El Málaga CF ha vuelto a escribir una de las páginas más emocionantes de su historia reciente. Ocho años después de abandonar la máxima categoría del fútbol español, el conjunto malaguista ha conseguido el ansiado regreso a Primera División tras imponerse por 1-2 a la UD Almería en un encuentro cargado de emoción, tensión y mucho significado para su afición.
El equipo dirigido por Juan Funes afrontaba una cita decisiva lejos de casa, consciente de que tenía ante sí una oportunidad única para culminar una temporada de esfuerzo y sacrificio. Tras unos primeros minutos marcados por la igualdad y los nervios propios de una final de ascenso, el partido se resolvió en una segunda mitad vibrante, donde el Málaga mostró personalidad, ambición y una enorme capacidad competitiva.

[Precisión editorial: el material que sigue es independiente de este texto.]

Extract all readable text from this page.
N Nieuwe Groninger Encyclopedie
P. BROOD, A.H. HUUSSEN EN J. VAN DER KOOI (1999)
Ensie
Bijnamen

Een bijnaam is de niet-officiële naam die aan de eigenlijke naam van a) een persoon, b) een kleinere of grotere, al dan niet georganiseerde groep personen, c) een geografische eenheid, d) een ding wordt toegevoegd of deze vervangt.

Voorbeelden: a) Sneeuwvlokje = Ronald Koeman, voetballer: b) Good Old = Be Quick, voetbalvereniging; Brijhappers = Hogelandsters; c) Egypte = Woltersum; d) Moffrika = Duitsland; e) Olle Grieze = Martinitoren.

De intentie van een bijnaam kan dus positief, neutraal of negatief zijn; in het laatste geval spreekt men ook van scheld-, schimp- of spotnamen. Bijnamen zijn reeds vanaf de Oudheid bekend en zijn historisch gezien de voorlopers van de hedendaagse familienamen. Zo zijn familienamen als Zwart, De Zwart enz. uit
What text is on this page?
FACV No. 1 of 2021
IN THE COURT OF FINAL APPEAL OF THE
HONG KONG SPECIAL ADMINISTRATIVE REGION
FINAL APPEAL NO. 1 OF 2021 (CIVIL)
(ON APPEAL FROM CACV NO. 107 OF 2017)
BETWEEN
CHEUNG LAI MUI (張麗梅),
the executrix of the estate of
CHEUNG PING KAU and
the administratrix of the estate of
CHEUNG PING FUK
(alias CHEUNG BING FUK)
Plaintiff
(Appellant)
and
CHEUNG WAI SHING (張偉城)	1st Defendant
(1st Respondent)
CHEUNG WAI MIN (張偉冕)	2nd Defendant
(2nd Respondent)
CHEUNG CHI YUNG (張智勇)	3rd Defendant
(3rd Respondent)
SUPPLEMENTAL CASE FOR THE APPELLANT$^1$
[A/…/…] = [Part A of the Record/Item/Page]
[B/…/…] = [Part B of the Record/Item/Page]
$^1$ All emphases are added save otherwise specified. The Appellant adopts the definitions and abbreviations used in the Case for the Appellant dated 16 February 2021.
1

Los goles de Chupe y David Larrubia fueron determinantes para sellar una victoria que ya forma parte del recuerdo colectivo del malaguismo. Cada acción, cada disputa y cada minuto acercaban un poco más al equipo a un objetivo perseguido durante años. Mientras tanto, el Almería veía cómo se escapaba el sueño de regresar a la élite después de tres temporadas en Segunda División.
El pitido final desató la euforia entre jugadores, cuerpo técnico y aficionados. El Málaga vuelve a ocupar el lugar que muchos consideran que le corresponde en el fútbol español. Tras años complicados, de reconstrucción y paciencia, el club demuestra que la perseverancia tiene recompensa. La ciudad celebra hoy mucho más que un ascenso: celebra el regreso de una ilusión que nunca dejó de existir.